Assignment of Equipment Lease
This Assignment of Equipment Lease (“Assignment”) is made as of _______________ (Date) by and between ___________________________ Original Lessee (“Assignor”) of _______________________________ (Address) and ___________________________ New Lessee (“Assignee”) of _______________________________________________.
Whereas by a lease dated _________ made between ____________________, the original Lessor (the “Lessor”) and the Assignor (the “Lease”), the Lessor leased to the Assignor ___________________________________________ (“Equipment”), subject to the covenants and agreements contained in the Lease, a copy of which is attached hereto as Exhibit 1; and the Assignor wishes to assign to the Assignee, and the Assignee wishes to be assigned, the Lease;
Therefore in consideration of the mutual covenants and agreements contained herein and for other good and valuable consideration (the receipt and sufficiency of which is hereby acknowledged) the parties hereby agree as follows:
1. The Assignor hereby assigns to the Assignee its interest in the Equipment and the Lease and all benefit and advantage to be derived there from.
2. The Assignee covenants and agrees to pay the monthly lease payments and observe and perform all of the lessee’s covenants and obligations contained in the Lease.
3. The Assignee agrees to be bound by all the terms, covenants, conditions and obligations in the Lease as if the Assignee had entered into the Lease with the Lessor and as if the Assignee were the original lessee under the Lease.
4. The Assignee agrees to obtain a consent from the Lessor, whereby the Lessor consents to the assignment of the Lease to the Assignee.
5. The Assignee indemnifies and holds harmless the Assignor from and against any and all costs, expenses, damages and losses which the Assignor may suffer or incur relating to the Equipment and the Lease from and after the date hereof, including but not limited to any costs, expenses, damages and losses which arise as a result of the failure of the Assignee to comply with the terms of this paragraph.
6. This Assignment shall inure to the benefit of and be binding upon the parties hereto and their respective heirs, executors, administrators, successors and assigns.

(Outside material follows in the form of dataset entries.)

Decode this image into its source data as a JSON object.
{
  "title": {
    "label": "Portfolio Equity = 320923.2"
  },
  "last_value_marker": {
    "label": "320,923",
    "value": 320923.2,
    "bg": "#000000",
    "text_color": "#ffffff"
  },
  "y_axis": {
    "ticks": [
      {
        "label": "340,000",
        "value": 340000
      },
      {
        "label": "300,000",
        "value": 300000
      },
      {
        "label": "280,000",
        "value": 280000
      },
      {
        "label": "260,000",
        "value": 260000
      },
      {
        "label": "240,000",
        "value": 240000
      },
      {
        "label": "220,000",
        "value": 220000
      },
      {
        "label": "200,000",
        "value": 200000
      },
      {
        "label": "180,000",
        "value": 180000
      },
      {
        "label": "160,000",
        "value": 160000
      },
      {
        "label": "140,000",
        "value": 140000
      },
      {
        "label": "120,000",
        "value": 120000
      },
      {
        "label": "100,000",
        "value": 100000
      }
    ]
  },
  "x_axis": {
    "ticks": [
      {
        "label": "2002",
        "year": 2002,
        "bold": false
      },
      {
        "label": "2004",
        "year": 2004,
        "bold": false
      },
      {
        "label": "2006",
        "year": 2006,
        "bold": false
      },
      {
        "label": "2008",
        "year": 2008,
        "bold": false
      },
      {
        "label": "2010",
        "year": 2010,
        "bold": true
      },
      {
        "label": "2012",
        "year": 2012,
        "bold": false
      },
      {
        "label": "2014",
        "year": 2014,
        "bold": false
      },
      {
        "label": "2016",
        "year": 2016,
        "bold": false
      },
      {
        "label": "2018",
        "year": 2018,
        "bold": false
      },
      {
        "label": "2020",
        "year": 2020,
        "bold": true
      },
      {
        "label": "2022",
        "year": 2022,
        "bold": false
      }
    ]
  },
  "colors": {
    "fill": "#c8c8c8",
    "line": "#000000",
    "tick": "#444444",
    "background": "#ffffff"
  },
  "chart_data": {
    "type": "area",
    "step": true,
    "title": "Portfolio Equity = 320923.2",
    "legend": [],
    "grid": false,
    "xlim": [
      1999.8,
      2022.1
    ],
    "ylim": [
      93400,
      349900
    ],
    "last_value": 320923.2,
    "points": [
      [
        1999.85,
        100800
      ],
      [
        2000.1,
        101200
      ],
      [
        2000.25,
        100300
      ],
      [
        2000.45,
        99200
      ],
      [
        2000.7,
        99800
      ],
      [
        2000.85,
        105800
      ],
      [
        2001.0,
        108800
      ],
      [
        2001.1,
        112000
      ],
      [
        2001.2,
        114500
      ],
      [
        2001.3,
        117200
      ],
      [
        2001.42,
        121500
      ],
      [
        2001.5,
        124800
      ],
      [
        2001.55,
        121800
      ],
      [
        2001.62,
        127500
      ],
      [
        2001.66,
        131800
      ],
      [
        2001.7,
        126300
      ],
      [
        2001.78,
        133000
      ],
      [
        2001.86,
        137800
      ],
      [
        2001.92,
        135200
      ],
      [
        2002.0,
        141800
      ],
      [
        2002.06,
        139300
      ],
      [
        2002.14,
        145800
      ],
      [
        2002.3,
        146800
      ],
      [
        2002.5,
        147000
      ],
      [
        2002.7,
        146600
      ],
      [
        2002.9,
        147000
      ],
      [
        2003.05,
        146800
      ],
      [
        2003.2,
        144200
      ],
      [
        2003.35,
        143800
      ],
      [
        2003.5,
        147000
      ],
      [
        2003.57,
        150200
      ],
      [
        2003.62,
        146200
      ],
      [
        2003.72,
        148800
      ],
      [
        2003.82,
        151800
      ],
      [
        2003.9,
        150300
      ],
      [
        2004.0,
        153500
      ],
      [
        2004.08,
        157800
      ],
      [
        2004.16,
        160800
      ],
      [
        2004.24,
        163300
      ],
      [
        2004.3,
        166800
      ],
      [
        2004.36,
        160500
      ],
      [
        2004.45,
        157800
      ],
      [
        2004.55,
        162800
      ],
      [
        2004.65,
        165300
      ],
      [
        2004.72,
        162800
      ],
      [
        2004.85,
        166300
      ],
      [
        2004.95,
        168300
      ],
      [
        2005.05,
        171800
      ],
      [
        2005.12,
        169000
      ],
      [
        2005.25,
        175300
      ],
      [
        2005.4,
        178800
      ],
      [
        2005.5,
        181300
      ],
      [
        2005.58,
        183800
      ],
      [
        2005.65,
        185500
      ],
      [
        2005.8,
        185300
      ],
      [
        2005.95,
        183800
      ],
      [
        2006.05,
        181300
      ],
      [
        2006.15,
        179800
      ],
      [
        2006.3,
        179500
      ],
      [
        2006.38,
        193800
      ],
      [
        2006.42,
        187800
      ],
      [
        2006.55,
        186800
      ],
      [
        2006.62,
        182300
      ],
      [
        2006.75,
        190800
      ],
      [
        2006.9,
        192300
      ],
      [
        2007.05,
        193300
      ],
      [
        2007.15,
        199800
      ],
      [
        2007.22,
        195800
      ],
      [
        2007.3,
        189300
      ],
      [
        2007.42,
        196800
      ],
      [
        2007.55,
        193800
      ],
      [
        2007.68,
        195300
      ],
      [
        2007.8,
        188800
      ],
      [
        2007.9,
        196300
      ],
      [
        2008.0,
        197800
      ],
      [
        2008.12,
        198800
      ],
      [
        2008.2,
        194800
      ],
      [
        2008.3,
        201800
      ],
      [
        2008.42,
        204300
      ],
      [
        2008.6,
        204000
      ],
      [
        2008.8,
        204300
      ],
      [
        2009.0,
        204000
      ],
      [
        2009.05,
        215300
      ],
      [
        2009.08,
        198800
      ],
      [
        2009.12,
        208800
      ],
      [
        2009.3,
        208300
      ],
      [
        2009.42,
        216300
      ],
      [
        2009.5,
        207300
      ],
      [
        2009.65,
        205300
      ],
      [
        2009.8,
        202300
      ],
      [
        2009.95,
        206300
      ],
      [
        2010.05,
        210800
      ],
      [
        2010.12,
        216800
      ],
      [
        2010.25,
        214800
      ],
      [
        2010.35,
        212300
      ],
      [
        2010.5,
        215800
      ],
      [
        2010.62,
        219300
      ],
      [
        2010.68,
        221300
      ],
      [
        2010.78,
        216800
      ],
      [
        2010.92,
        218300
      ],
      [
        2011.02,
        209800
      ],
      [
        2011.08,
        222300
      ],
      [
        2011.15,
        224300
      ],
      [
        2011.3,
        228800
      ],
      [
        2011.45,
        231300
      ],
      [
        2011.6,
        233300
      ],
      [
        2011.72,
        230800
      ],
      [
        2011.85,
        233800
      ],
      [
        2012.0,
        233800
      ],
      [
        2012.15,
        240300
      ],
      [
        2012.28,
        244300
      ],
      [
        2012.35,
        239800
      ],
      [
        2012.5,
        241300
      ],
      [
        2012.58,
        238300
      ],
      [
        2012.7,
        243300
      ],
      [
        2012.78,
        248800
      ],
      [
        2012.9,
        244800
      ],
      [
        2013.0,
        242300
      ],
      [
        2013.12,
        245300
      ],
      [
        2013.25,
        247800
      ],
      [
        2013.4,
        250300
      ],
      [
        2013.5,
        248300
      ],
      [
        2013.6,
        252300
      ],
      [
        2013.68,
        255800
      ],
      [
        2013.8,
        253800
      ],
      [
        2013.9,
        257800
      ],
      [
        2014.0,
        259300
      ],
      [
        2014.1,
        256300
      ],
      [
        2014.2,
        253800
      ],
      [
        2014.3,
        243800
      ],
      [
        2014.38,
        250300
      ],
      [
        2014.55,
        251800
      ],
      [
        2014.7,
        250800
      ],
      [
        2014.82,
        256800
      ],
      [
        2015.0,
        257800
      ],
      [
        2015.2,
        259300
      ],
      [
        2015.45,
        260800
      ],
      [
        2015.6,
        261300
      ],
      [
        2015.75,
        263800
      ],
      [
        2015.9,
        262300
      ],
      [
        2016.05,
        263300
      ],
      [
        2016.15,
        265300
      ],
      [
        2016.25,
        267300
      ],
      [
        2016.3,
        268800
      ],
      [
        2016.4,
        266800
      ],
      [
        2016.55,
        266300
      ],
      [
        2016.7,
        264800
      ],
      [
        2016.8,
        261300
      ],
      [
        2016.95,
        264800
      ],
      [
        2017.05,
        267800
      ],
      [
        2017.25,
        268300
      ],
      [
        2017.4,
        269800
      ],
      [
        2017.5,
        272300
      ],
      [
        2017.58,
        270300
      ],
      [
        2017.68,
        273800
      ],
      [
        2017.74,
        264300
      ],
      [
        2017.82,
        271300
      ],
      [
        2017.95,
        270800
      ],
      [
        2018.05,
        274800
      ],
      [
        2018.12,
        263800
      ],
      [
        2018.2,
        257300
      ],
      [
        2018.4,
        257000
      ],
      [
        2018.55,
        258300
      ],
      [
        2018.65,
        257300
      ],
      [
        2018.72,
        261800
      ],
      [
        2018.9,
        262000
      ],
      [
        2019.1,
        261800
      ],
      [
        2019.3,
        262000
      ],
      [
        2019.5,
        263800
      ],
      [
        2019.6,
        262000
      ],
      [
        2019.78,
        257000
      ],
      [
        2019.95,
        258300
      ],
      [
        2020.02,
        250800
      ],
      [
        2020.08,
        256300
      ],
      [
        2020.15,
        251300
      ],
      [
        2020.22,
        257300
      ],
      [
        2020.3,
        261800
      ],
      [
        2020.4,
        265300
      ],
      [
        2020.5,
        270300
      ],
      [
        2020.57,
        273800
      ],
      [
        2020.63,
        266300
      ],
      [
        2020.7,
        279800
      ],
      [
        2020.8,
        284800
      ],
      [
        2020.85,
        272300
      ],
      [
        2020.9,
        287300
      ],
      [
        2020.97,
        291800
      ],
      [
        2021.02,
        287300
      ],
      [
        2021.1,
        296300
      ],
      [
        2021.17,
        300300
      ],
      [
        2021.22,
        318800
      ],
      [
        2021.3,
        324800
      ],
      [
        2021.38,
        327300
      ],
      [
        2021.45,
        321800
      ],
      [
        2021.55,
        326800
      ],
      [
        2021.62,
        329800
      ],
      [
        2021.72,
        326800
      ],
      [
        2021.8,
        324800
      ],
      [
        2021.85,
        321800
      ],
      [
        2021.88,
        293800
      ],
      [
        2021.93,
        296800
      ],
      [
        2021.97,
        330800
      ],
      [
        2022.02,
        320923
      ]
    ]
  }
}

Any notice required by this Agreement or given in connection with it, shall be in writing and shall be given to the appropriate party by personal delivery or a recognized over night delivery service such as FedEx.
If to the Assignor: _____________________________________________________.
If to the Assignee: _____________________________________________________.
If to the Lessor: _______________________________________________________.
8. No Waiver.
The waiver or failure of either party to exercise in any respect any right provided in this agreement shall not be deemed a waiver of any other right or remedy to which the party may be entitled.
9. Entirety of Agreement.
The terms and conditions set forth herein constitute the entire agreement between the parties and supersede any communications or previous agreements with respect to the subject matter of this Agreement. There are no written or oral understandings directly or indirectly related to this Agreement that are not set forth herein. No change can be made to this Agreement other than in writing and signed by both parties.
10. Governing Law.
This Agreement shall be construed and enforced according to the laws of the State of ____________________ and any dispute under this Agreement must be brought in this venue and no other.
11. Headings in this Agreement
The headings in this Agreement are for convenience only, confirm no rights or obligations in either party, and do not alter any terms of this Agreement.
If any term of this Agreement is held by a court of competent jurisdiction to be invalid or unenforceable, then this Agreement, including all of the remaining terms, will remain in full force and effect as if such invalid or unenforceable term had never been included.
In Witness whereof, the parties have executed this Agreement as of the date first written above.